One Panel #821: Niagara Falls Memories

From Balbo the Boy Magician: "Death Rides the Falls", creative team unknown, Feature Comics #66 (March 1943)

I'm not going to pretend I have a lot of memories of it, but I did go to Niagara Falls (Canadian side, the BIG, MONSTROUS side) a couple times as a kid. They are quite impressive. A huge amount of water sending spray into the air reaching the high-up overlooks. From up there, the tourist boats at the bottom look tiny. That memory doesn't leave you. The OTHER memory I have is of the museum showcasing barrel-like capsules used to go over the Falls in an attempt to make history, get a world record, or just bragging rights. I didn't think anyone ever survived the attempt - those barrels must have been reproductions, the real ones likely smashed at the bottom - but the Internet tells me different.

The first to make the trip and survive (in 1901) was Annie Edson Taylor, a 63-year-old retired school teacher who built her own "vehicle" with a pickle barrel and a mattress.

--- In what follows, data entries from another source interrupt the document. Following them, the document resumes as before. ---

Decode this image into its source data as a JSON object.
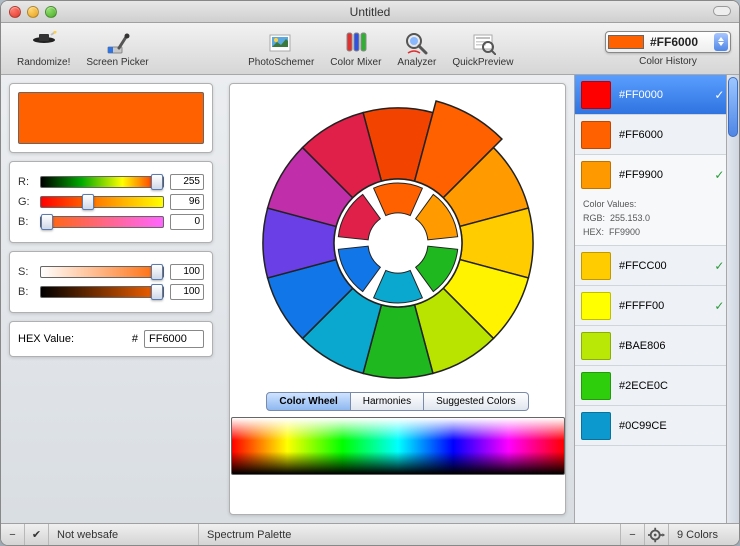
{
  "window": {
    "title": "Untitled"
  },
  "toolbar": {
    "randomize": "Randomize!",
    "screen_picker": "Screen Picker",
    "photoschemer": "PhotoSchemer",
    "color_mixer": "Color Mixer",
    "analyzer": "Analyzer",
    "quickpreview": "QuickPreview",
    "hex_dropdown": "#FF6000",
    "hex_swatch": "#FF6000",
    "history_label": "Color History"
  },
  "left": {
    "swatch": "#FF6000",
    "r_label": "R:",
    "r_value": "255",
    "g_label": "G:",
    "g_value": "96",
    "b_label": "B:",
    "b_value": "0",
    "s_label": "S:",
    "s_value": "100",
    "br_label": "B:",
    "br_value": "100",
    "hex_label": "HEX Value:",
    "hex_prefix": "#",
    "hex_value": "FF6000"
  },
  "mid": {
    "tab_wheel": "Color Wheel",
    "tab_harmonies": "Harmonies",
    "tab_suggested": "Suggested Colors",
    "wheel_colors": [
      "#F24400",
      "#FF6000",
      "#FF9A00",
      "#FFCC00",
      "#FFF300",
      "#B9E400",
      "#1FB81F",
      "#0AA8CF",
      "#1176E8",
      "#6A3FE6",
      "#C02EAA",
      "#E02048"
    ],
    "inner_colors": [
      "#FF6000",
      "#FF9A00",
      "#1FB81F",
      "#0AA8CF",
      "#1176E8",
      "#E02048"
    ]
  },
  "history": [
    {
      "hex": "#FF0000",
      "color": "#FF0000",
      "selected": true,
      "check": true,
      "arrow": "▸"
    },
    {
      "hex": "#FF6000",
      "color": "#FF6000",
      "selected": false,
      "check": false,
      "arrow": "▸"
    },
    {
      "hex": "#FF9900",
      "color": "#FF9900",
      "selected": false,
      "check": true,
      "arrow": "▾",
      "expanded": true,
      "details_label": "Color Values:",
      "details_rgb_label": "RGB:",
      "details_rgb": "255.153.0",
      "details_hex_label": "HEX:",
      "details_hex": "FF9900"
    },
    {
      "hex": "#FFCC00",
      "color": "#FFCC00",
      "selected": false,
      "check": true,
      "arrow": "▸"
    },
    {
      "hex": "#FFFF00",
      "color": "#FFFF00",
      "selected": false,
      "check": true,
      "arrow": "▸"
    },
    {
      "hex": "#BAE806",
      "color": "#BAE806",
      "selected": false,
      "check": false,
      "arrow": "▸"
    },
    {
      "hex": "#2ECE0C",
      "color": "#2ECE0C",
      "selected": false,
      "check": false,
      "arrow": "▸"
    },
    {
      "hex": "#0C99CE",
      "color": "#0C99CE",
      "selected": false,
      "check": false,
      "arrow": "▸"
    }
  ],
  "status": {
    "websafe": "Not websafe",
    "palette": "Spectrum Palette",
    "count": "9 Colors"
  }
}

Minor injuries. Bobby Leach spent 5 months in hospital after going over in a metal barrel in 1911. George Stathakis ALMOST made it in 1930, but his one-ton capsule got stuck in the rocks at the bottom and suffocated before he could be rescued 14 hours later. It wouldn't be until 1989 that two men, Peter DeBernardi and Jeff Petkovich, made another successful attempt, this time in a foam-lined, 10-foot-long steel tank.

In case you're wondering, it's illegal to go over the Falls in ANY contraption, but that law was passed in 1951, so when the comic was published, this was still an option for daredevils.